Comme le dit Landowski, nous ne sommes pas présents devant l’insignifiance 174 . Nous intégrons ainsi la présence au sein de la signification. A la fois ancrée dans la perception et l’énonciation, la présence ne peut pas être dissociée de la lecture et de l’acte d’interprétation. Si Fontanille envisage le discours comme discours en acte, du point de vue de l’origine-production du sens, nous envisageons, pour notre part, le discours en termes de réception. La présence affecte quelqu’un et c’est ce parcours qui nous intéresse et que nous soulignons. Le discours fonctionne comme l’espace d’accueil qui conjoint sujet et objet et met toutes les possibilités d’actualisation de lecture, ce qui permet de déclencher ainsi la signification Deux fonctions peuvent donc caractériser d’après nous le discours: a) celle de lieu de fixation du sensible et b) celle de lieu d’ancrage du sujet et de l’objet d’interprétation.

Notes
161.

GREIMAS A.-J., Sémantique structurale, Paris, Larousse, 1966, pp. 8-11.

162.

FONTANILLE J., Sémiotique du visible, op.cit., p.193.

163.

Ibid.pp.6-7.

164.

GREIMAS A.-J, et FONTANILLE J., op.cit. pp.32-33.

165.

FONTANILLE J., Sémiotique du discours, Limoges, PULIM, 1998, p.37.

166.

FONTANILLE J., ibid., p.66.

167.

FONTANILLE J., Sémiotique et littérature. Essais de méthode, Paris, PUF, 1999,p.228.

168.

« Un champ de présence, organisé autour d’un corps propre, centre d’énonciation, et traversé par des mouvements orientés, plus ou moins nombreux et plus ou moins rapides, qui font apparaître, disparaître et qui modifient les valeurs », ibid., p. 73.

169.

« La présence, qualité sensible par excellence, est donc une première articulation sémiotique de la perception.

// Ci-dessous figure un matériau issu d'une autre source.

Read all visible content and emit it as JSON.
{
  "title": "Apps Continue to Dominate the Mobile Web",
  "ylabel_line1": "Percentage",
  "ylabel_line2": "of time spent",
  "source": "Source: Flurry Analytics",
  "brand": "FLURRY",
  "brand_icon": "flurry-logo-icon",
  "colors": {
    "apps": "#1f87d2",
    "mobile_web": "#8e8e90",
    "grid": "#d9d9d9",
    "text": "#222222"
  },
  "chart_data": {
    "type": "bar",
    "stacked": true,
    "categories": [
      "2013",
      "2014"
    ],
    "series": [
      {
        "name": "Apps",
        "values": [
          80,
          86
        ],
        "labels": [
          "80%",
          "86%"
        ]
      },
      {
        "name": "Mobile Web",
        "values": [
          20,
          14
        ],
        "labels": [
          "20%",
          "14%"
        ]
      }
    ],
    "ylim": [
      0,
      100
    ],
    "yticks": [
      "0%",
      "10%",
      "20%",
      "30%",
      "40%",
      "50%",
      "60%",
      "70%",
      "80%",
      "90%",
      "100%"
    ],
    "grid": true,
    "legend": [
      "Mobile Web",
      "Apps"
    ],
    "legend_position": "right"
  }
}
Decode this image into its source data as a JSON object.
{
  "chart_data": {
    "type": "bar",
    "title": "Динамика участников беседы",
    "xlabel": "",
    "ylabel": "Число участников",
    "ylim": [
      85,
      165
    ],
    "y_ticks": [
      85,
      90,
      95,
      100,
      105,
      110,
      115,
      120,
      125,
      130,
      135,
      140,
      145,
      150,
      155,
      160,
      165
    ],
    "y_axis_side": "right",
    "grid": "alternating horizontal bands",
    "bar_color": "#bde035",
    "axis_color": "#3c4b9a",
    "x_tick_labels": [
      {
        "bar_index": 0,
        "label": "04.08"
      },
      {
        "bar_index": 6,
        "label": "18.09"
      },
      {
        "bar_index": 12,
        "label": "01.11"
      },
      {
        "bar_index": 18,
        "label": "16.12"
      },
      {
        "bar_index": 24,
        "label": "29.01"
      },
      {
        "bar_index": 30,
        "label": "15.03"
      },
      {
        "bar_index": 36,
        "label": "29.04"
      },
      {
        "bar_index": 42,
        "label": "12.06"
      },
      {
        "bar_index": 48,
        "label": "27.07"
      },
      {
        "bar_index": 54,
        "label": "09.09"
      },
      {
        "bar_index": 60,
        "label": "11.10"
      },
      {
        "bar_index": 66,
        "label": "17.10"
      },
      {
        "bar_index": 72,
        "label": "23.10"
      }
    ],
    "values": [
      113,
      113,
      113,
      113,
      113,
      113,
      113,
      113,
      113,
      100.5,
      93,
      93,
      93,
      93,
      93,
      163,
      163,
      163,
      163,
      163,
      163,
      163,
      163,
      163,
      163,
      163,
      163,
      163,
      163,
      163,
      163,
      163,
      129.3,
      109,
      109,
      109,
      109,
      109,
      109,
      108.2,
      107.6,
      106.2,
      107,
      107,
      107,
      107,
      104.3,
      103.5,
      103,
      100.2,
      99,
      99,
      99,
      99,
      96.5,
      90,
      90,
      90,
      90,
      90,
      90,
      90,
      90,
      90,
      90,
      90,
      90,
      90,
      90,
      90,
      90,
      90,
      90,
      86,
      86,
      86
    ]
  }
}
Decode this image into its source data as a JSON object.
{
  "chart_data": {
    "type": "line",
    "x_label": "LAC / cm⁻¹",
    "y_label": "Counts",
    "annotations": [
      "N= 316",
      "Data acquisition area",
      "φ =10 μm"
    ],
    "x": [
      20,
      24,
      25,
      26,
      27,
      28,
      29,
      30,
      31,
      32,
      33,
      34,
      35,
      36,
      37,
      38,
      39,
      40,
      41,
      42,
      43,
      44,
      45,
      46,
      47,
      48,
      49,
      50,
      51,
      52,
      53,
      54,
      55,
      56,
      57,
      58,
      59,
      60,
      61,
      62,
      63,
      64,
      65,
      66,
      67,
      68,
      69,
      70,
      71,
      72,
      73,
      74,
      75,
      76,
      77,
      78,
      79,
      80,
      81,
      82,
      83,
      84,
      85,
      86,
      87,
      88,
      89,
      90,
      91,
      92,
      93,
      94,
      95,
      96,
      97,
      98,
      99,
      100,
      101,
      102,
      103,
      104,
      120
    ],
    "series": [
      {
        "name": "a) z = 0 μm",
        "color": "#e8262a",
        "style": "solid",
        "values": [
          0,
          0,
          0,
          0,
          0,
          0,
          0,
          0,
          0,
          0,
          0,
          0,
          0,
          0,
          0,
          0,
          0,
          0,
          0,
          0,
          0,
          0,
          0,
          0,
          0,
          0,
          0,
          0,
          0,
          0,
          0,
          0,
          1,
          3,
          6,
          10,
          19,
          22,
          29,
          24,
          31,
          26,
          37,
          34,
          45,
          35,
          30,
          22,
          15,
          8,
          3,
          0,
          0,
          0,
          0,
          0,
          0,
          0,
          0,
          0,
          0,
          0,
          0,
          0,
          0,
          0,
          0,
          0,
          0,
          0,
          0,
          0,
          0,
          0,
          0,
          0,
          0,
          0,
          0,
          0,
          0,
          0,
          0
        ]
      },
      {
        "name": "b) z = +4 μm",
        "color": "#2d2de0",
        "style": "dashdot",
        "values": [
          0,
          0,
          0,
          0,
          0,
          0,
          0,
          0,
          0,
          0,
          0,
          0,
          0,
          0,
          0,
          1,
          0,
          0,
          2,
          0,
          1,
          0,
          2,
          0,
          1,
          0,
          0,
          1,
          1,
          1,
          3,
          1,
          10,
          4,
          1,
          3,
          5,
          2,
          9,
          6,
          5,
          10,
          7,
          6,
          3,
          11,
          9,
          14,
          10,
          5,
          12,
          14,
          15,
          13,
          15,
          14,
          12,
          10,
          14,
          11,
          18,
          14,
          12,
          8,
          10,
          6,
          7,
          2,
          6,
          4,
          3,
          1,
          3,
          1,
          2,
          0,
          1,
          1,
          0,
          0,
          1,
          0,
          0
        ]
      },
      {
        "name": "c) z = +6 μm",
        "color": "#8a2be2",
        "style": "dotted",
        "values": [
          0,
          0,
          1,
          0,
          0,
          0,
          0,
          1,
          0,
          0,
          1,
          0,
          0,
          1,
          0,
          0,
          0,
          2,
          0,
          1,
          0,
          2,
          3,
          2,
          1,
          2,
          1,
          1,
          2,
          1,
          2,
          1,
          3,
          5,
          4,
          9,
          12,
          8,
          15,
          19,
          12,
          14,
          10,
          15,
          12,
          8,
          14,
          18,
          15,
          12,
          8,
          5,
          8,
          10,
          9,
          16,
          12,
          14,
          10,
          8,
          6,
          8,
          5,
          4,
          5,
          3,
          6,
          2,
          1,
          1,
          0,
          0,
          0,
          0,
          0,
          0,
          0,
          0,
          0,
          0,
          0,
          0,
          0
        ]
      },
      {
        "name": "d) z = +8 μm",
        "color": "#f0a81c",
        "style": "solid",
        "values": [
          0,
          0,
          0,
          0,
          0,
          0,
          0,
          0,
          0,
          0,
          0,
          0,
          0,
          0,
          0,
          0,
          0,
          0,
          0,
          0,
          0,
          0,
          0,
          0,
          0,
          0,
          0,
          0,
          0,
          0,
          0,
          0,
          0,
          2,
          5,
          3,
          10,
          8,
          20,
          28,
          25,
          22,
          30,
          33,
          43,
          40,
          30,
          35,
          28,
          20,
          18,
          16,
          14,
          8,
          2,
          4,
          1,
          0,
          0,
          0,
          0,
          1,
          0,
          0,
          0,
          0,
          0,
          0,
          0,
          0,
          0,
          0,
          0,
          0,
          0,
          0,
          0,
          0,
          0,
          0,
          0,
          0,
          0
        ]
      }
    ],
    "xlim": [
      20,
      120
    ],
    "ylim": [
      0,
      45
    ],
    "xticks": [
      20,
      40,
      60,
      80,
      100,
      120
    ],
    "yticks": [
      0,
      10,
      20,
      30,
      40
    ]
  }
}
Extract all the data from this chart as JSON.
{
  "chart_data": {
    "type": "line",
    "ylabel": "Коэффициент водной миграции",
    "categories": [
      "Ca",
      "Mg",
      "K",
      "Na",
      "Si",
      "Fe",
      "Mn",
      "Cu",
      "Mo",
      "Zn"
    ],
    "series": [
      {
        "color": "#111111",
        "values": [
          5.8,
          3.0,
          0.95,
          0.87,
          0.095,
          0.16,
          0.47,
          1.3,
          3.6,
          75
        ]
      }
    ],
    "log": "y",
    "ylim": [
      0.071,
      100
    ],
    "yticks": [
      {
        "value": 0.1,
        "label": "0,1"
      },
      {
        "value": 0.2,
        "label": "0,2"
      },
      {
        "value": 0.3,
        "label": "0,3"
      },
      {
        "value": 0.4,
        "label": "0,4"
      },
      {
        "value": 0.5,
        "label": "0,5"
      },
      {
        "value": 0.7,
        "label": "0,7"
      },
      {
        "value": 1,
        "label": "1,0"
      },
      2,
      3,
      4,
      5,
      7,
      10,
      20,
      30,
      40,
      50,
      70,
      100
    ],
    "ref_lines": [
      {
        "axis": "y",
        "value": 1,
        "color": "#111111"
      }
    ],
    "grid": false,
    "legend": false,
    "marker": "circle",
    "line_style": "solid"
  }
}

L’affect qui nous touche, cette intensité qui caractérise notre relation avec le monde, cette tension en direction du monde, est l’affaire de la visée intentionnelle; la position, l’étendue et la quantité caractérisent en revanche les limites et le contenu du domaine de pertinence, c’est-à-dire la saisie. La présence engage donc les deux opérations sémiotiques élémentaires dont nous avons déjà fait état : la visée, plus ou moins intense, et la saisie, plus ou moins étendue». FONTANILLE J., Sémiotique du discours, op.cit., p.38.

170.

FONTANILLE J., Sémiotique et littérature, op.cit., p.233.

171.

Ibid., p.9.

172.

«En ce sens, s’il est vrai que la jouissance peut se passer du discours, c’est bien, en revanche, au point de rencontre entre sensation et signification, entre esthésie et sociabilité, et là seulement qu’elle trouve son épanouissement»., LANDOWSKI E., Passions sans noms, op.cit., p.225.

173.

CALLOUD J., « Le temps de la lecture », op.cit., p.30.

174.

LANDOWSKI E., Présences de l’autre. Essais de socio-sémiotique II. Paris, PUF, 1997, p. 7.